Frugality is Featured for EP

Features for the EP lab digital imaging system focus on economics of motion, space, and cost, while affording generosity to digital imaging technology and quality. Simplicity of design in the EP lab walks hand-in-hand with ease of use. This philosophy, if followed in the vendor selection process, will translate to large savings in acquisition cost, room support structure, and installation costs. It also enhances serviceability. The production of high-quality fluoroscopic images using reputable high-quality components and digital systems is currently available.

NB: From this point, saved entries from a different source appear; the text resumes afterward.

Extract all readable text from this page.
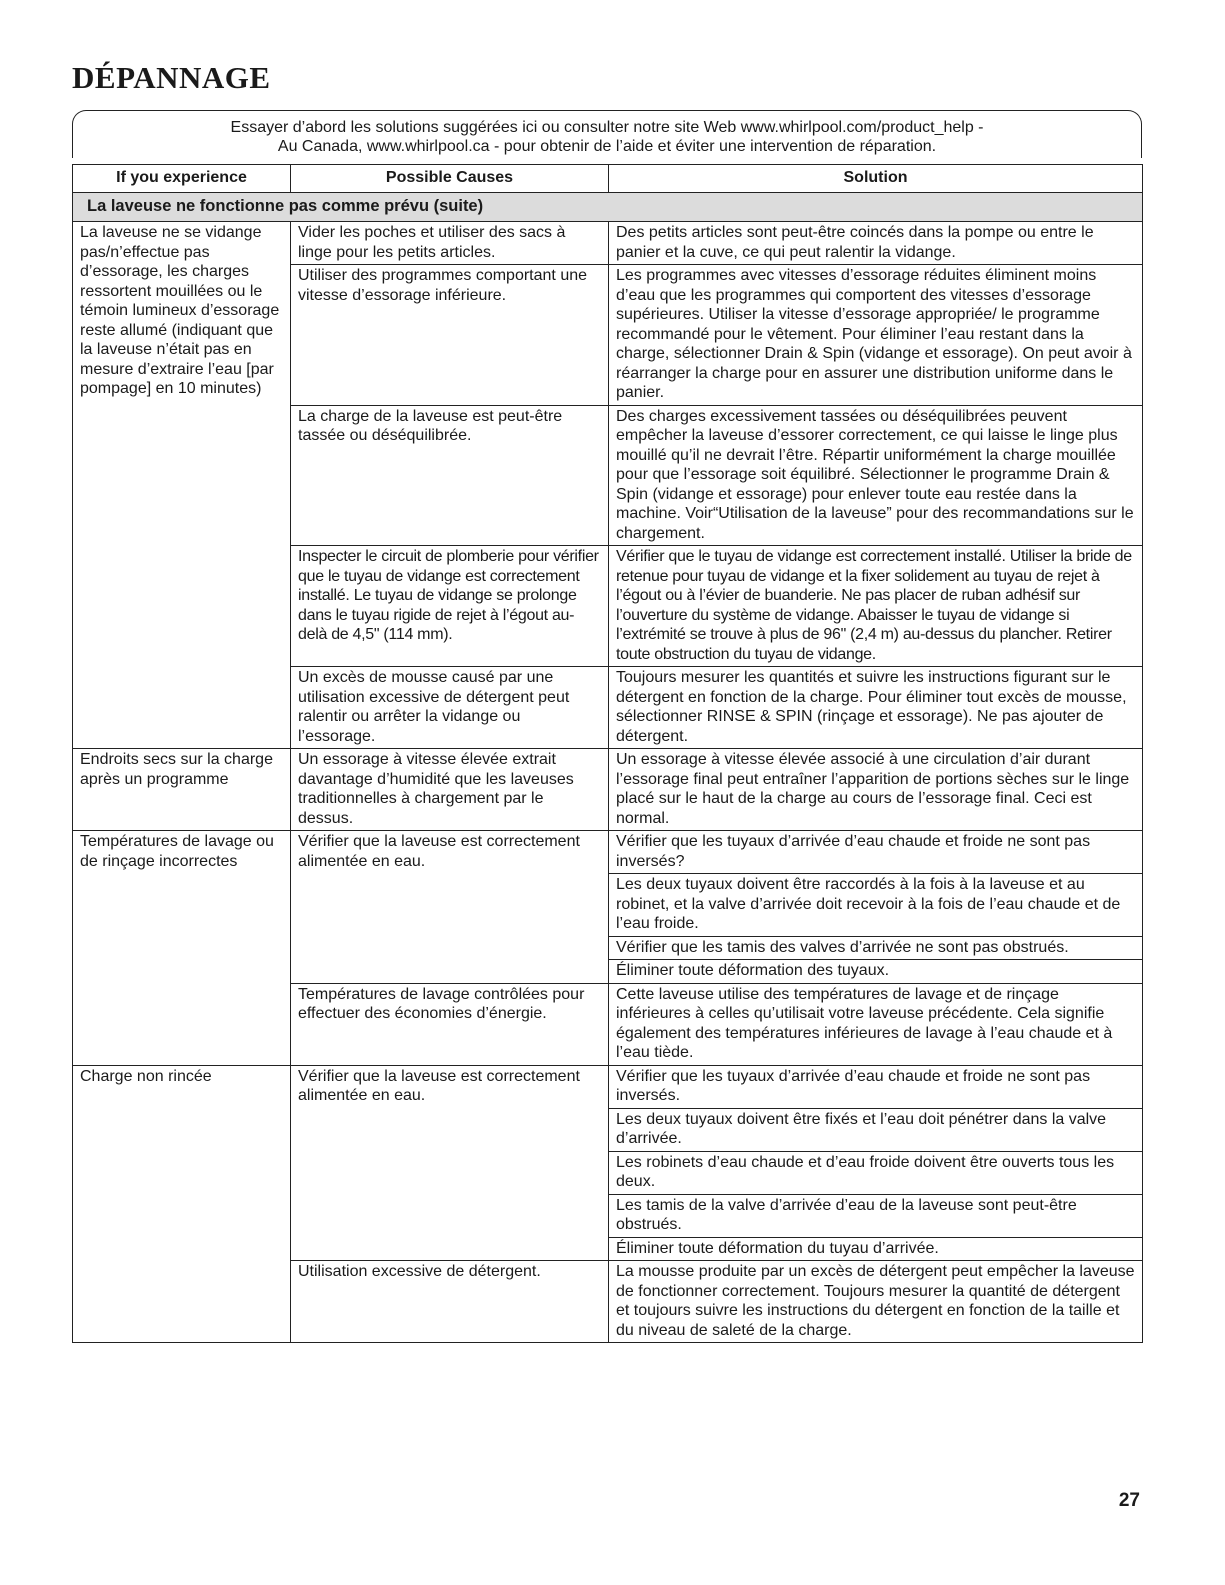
DÉPANNAGE
Essayer d’abord les solutions suggérées ici ou consulter notre site Web www.whirlpool.com/product_help -
Au Canada, www.whirlpool.ca - pour obtenir de l’aide et éviter une intervention de réparation.
If you experience	Possible Causes	Solution
La laveuse ne fonctionne pas comme prévu (suite)		
La laveuse ne se vidange pas/n’effectue pas d’essorage, les charges ressortent mouillées ou le témoin lumineux d’essorage reste allumé (indiquant que la laveuse n’était pas en mesure d’extraire l’eau [par pompage] en 10 minutes)	Vider les poches et utiliser des sacs à linge pour les petits articles.	Des petits articles sont peut-être coincés dans la pompe ou entre le panier et la cuve, ce qui peut ralentir la vidange.
	Utiliser des programmes comportant une vitesse d’essorage inférieure.	Les programmes avec vitesses d’essorage réduites éliminent moins d’eau que les programmes qui comportent des vitesses d’essorage supérieures. Utiliser la vitesse d’essorage appropriée/ le programme recommandé pour le vêtement. Pour éliminer l’eau restant dans la charge, sélectionner Drain & Spin (vidange et essorage). On peut avoir à réarranger la charge pour en assurer une distribution uniforme dans le panier.
	La charge de la laveuse est peut-être tassée ou déséquilibrée.	Des charges excessivement tassées ou déséquilibrées peuvent empêcher la laveuse d’essorer correctement, ce qui laisse le linge plus mouillé qu’il ne devrait l’être. Répartir uniformément la charge mouillée pour que l’essorage soit équilibré. Sélectionner le programme Drain & Spin (vidange et essorage) pour enlever toute eau restée dans la machine. Voir“Utilisation de la laveuse” pour des recommandations sur le chargement.
	Inspecter le circuit de plomberie pour vérifier que le tuyau de vidange est correctement installé. Le tuyau de vidange se prolonge dans le tuyau rigide de rejet à l’égout au-delà de 4,5" (114 mm).	Vérifier que le tuyau de vidange est correctement installé. Utiliser la bride de retenue pour tuyau de vidange et la fixer solidement au tuyau de rejet à l’égout ou à l’évier de buanderie. Ne pas placer de ruban adhésif sur l’ouverture du système de vidange. Abaisser le tuyau de vidange si l’extrémité se trouve à plus de 96" (2,4 m) au-dessus du plancher. Retirer toute obstruction du tuyau de vidange.
	Un excès de mousse causé par une utilisation excessive de détergent peut ralentir ou arrêter la vidange ou l’essorage.	Toujours mesurer les quantités et suivre les instructions figurant sur le détergent en fonction de la charge. Pour éliminer tout excès de mousse, sélectionner RINSE & SPIN (rinçage et essorage). Ne pas ajouter de détergent.
Endroits secs sur la charge après un programme	Un essorage à vitesse élevée extrait davantage d’humidité que les laveuses traditionnelles à chargement par le dessus.	Un essorage à vitesse élevée associé à une circulation d’air durant l’essorage final peut entraîner l’apparition de portions sèches sur le linge placé sur le haut de la charge au cours de l’essorage final. Ceci est normal.
Températures de lavage ou de rinçage incorrectes	Vérifier que la laveuse est correctement alimentée en eau.	Vérifier que les tuyaux d’arrivée d’eau chaude et froide ne sont pas inversés?
		Les deux tuyaux doivent être raccordés à la fois à la laveuse et au robinet, et la valve d’arrivée doit recevoir à la fois de l’eau chaude et de l’eau froide.
		Vérifier que les tamis des valves d’arrivée ne sont pas obstrués.
		Éliminer toute déformation des tuyaux.
	Températures de lavage contrôlées pour effectuer des économies d’énergie.	Cette laveuse utilise des températures de lavage et de rinçage inférieures à celles qu’utilisait votre laveuse précédente. Cela signifie également des températures inférieures de lavage à l’eau chaude et à l’eau tiède.
Charge non rincée	Vérifier que la laveuse est correctement alimentée en eau.	Vérifier que les tuyaux d’arrivée d’eau chaude et froide ne sont pas inversés.
		Les deux tuyaux doivent être fixés et l’eau doit pénétrer dans la valve d’arrivée.
		Les robinets d’eau chaude et d’eau froide doivent être ouverts tous les deux.
		Les tamis de la valve d’arrivée d’eau de la laveuse sont peut-être obstrués.
		Éliminer toute déformation du tuyau d’arrivée.
	Utilisation excessive de détergent.	La mousse produite par un excès de détergent peut empêcher la laveuse de fonctionner correctement. Toujours mesurer la quantité de détergent et toujours suivre les instructions du détergent en fonction de la taille et du niveau de saleté de la charge.
27
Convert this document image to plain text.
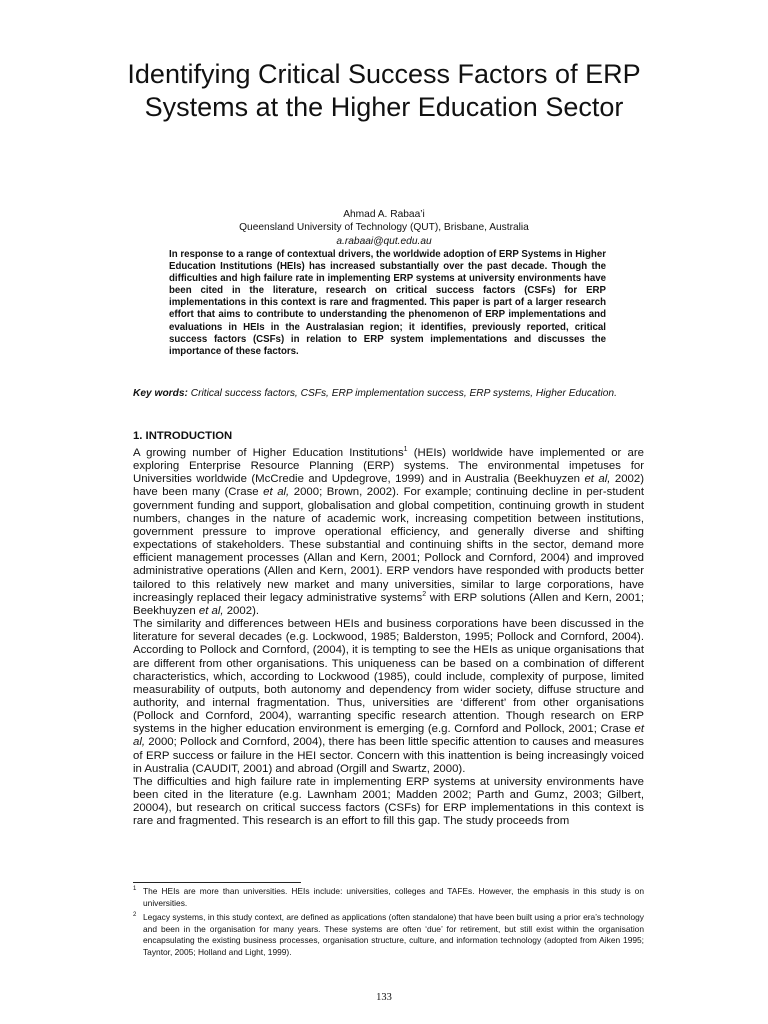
Identifying Critical Success Factors of ERP Systems at the Higher Education Sector
Ahmad A. Rabaa’i
Queensland University of Technology (QUT), Brisbane, Australia
a.rabaai@qut.edu.au

In response to a range of contextual drivers, the worldwide adoption of ERP Systems in Higher Education Institutions (HEIs) has increased substantially over the past decade. Though the difficulties and high failure rate in implementing ERP systems at university environments have been cited in the literature, research on critical success factors (CSFs) for ERP implementations in this context is rare and fragmented. This paper is part of a larger research effort that aims to contribute to understanding the phenomenon of ERP implementations and evaluations in HEIs in the Australasian region; it identifies, previously reported, critical success factors (CSFs) in relation to ERP system implementations and discusses the importance of these factors.

Key words: Critical success factors, CSFs, ERP implementation success, ERP systems, Higher Education.

1. INTRODUCTION

A growing number of Higher Education Institutions$^1$ (HEIs) worldwide have implemented or are exploring Enterprise Resource Planning (ERP) systems. The environmental impetuses for Universities worldwide (McCredie and Updegrove, 1999) and in Australia (Beekhuyzen et al, 2002) have been many (Crase et al, 2000; Brown, 2002). For example; continuing decline in per-student government funding and support, globalisation and global competition, continuing growth in student numbers, changes in the nature of academic work, increasing competition between institutions, government pressure to improve operational efficiency, and generally diverse and shifting expectations of stakeholders. These substantial and continuing shifts in the sector, demand more efficient management processes (Allan and Kern, 2001; Pollock and Cornford, 2004) and improved administrative operations (Allen and Kern, 2001). ERP vendors have responded with products better tailored to this relatively new market and many universities, similar to large corporations, have increasingly replaced their legacy administrative systems$^2$ with ERP solutions (Allen and Kern, 2001; Beekhuyzen et al, 2002).

The similarity and differences between HEIs and business corporations have been discussed in the literature for several decades (e.g. Lockwood, 1985; Balderston, 1995; Pollock and Cornford, 2004). According to Pollock and Cornford, (2004), it is tempting to see the HEIs as unique organisations that are different from other organisations. This uniqueness can be based on a combination of different characteristics, which, according to Lockwood (1985), could include, complexity of purpose, limited measurability of outputs, both autonomy and dependency from wider society, diffuse structure and authority, and internal fragmentation. Thus, universities are ‘different’ from other organisations (Pollock and Cornford, 2004), warranting specific research attention. Though research on ERP systems in the higher education environment is emerging (e.g. Cornford and Pollock, 2001; Crase et al, 2000; Pollock and Cornford, 2004), there has been little specific attention to causes and measures of ERP success or failure in the HEI sector. Concern with this inattention is being increasingly voiced in Australia (CAUDIT, 2001) and abroad (Orgill and Swartz, 2000).

The difficulties and high failure rate in implementing ERP systems at university environments have been cited in the literature (e.g. Lawnham 2001; Madden 2002; Parth and Gumz, 2003; Gilbert, 20004), but research on critical success factors (CSFs) for ERP implementations in this context is rare and fragmented. This research is an effort to fill this gap. The study proceeds from

1 The HEIs are more than universities. HEIs include: universities, colleges and TAFEs. However, the emphasis in this study is on universities.
2 Legacy systems, in this study context, are defined as applications (often standalone) that have been built using a prior era’s technology and been in the organisation for many years. These systems are often ‘due’ for retirement, but still exist within the organisation encapsulating the existing business processes, organisation structure, culture, and information technology (adopted from Aiken 1995; Tayntor, 2005; Holland and Light, 1999).
133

Features that add cost to the simplest of EP imaging systems will be the bi-plane and the digital spot image features. These represent added capability. However, an EP imaging system that has a digital spot-imaging capability is considerably less expensive than a cath lab system with digital cine mode, and is usually less expensive than a cath lab system sold as an EP system. The icing on the cake: your lab can use the money saved to purchase other tools on your wish list!

The Golden Era

What has been dubbed a "Golden Era of Pacing and Electrophysiology" is at hand. The dedication of the pioneers and those who continue to improve the clinical practice in the labs every day can be appreciated by anyone close to electrophysiology. The days are long but the satisfactions are great. The challenges continue, as more codified approaches and methods are employed to diagnose and treat more daunting arrhythmias. Pathways to more accurate observation are being widened. Such breakthrough technologies, along with digital imaging designed for the EP lab, can help you reach these high goals.

Acknowledgment. Grateful acknowledgement for this manuscript review goes to Michael Lauer, MD, PhD, Rick Hood, CVT, RCIS, NASPE Testamur, Chris Stapleton, RN, BSN, and to James Princehorn, Consultant.